Mein Beileid
Text
Thomas Winkelmüller
Ausgabe
11/2025
Ich habe schon einmal hier über einen meiner ehemaligen Lehrer geschrieben. Damals rief als Reaktion meine alte Direktorin beim Chefredakteur dieses Magazins an und echauffierte sich über meinen Kommentar. Verständlicherweise. Ich begann den Text mit der Aussage, dass ich meinen Geschichtslehrer nie ausstehen konnte – endete aber durchaus verbindlich.
Auf die Gefahr hin, wieder einen Anruf zu provozieren, versuche ich es jetzt nochmals.
Es geht um meinen Mathelehrer. Während meiner Zeit in der Oberstufe habe ich ihm einmal den Mittelfinger gezeigt. Zu meiner Verteidigung: Ich dachte, er würde es nicht sehen. Er beschimpfte mich dann (durchaus berechtigt). Später gab ich ihm zu Semesterende ein leeres Hausübungsheft ab. Ohne Zweifel, er hatte es nicht leicht mit mir.

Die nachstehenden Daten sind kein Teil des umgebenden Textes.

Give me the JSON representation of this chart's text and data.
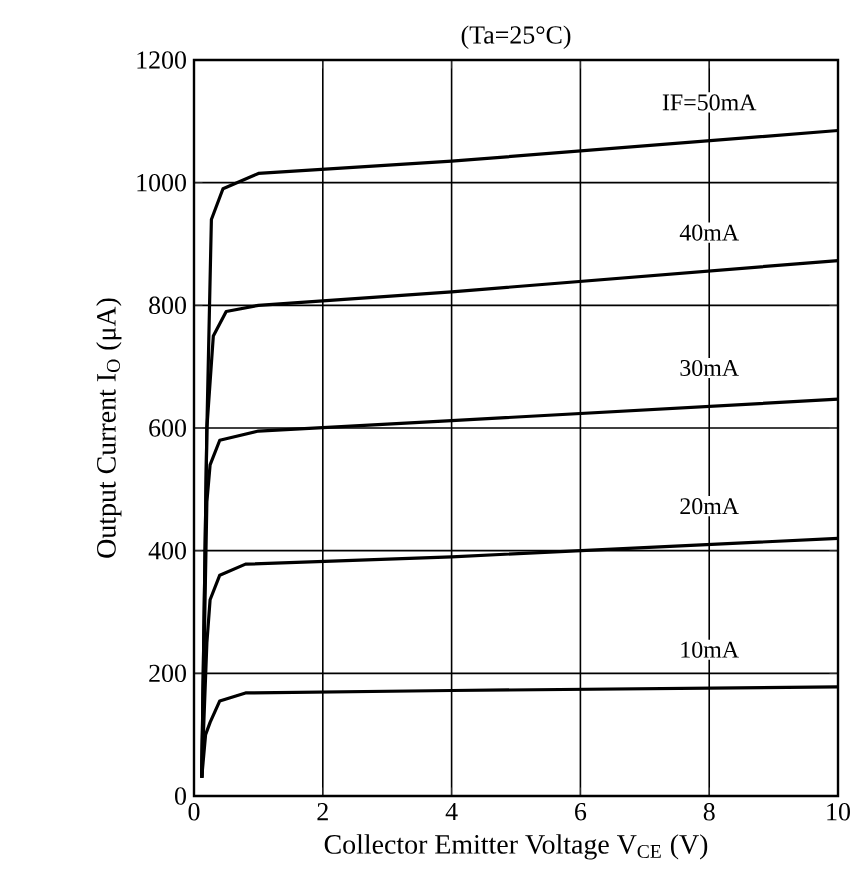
{
  "chart_data": {
    "type": "line",
    "title": "(Ta=25°C)",
    "xlabel": "Collector Emitter Voltage V$_{CE}$ (V)",
    "ylabel": "Output Current I$_{O}$ (μA)",
    "xlim": [
      0,
      10
    ],
    "ylim": [
      0,
      1200
    ],
    "xticks": [
      0,
      2,
      4,
      6,
      8,
      10
    ],
    "yticks": [
      0,
      200,
      400,
      600,
      800,
      1000,
      1200
    ],
    "grid": true,
    "marker": "none",
    "line_style": "solid",
    "series": [
      {
        "name": "IF=50mA",
        "color": "#000000",
        "x": [
          0.12,
          0.2,
          0.27,
          0.45,
          1,
          4,
          10
        ],
        "values": [
          30,
          600,
          940,
          990,
          1015,
          1035,
          1085
        ]
      },
      {
        "name": "40mA",
        "color": "#000000",
        "x": [
          0.12,
          0.2,
          0.3,
          0.5,
          1,
          4,
          10
        ],
        "values": [
          30,
          600,
          750,
          790,
          800,
          822,
          873
        ]
      },
      {
        "name": "30mA",
        "color": "#000000",
        "x": [
          0.12,
          0.2,
          0.25,
          0.4,
          1,
          4,
          10
        ],
        "values": [
          30,
          480,
          540,
          580,
          595,
          612,
          647
        ]
      },
      {
        "name": "20mA",
        "color": "#000000",
        "x": [
          0.12,
          0.2,
          0.25,
          0.4,
          0.8,
          4,
          10
        ],
        "values": [
          30,
          250,
          320,
          360,
          378,
          390,
          420
        ]
      },
      {
        "name": "10mA",
        "color": "#000000",
        "x": [
          0.12,
          0.18,
          0.25,
          0.4,
          0.8,
          4,
          10
        ],
        "values": [
          30,
          100,
          120,
          155,
          168,
          172,
          178
        ]
      }
    ]
  }
}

Als meine Mutter während eines Elternsprechtags dann seine Verzweiflung über mich spürte, erlaubte sie ihm, mir einmal pro Semester eine „Detschn“ zu geben. Er reagierte entgeistert – und hat diesen mütterlichen Freifahrtschein natürlich nie eingelöst. Auch weil er dafür eine viel zu gute Seele war.
Als ich 2016 dann gegen jede Wahrscheinlichkeit die Mathe-Matura knapp aber doch schaffte, war es das überraschende Ende eines unrühmlichen gemeinsamen Weges.
Jetzt ist mein Professor an Krebs gestorben. Und auch wenn wir uns gegenseitig viele Sorgen bereitet haben, denke ich heute gerne an ihn zurück. Er war vielleicht kein guter Lehrer, aber sicher ein guter Mensch.
Wo auch immer er jetzt ist – ich hoffe, es geht ihm gut.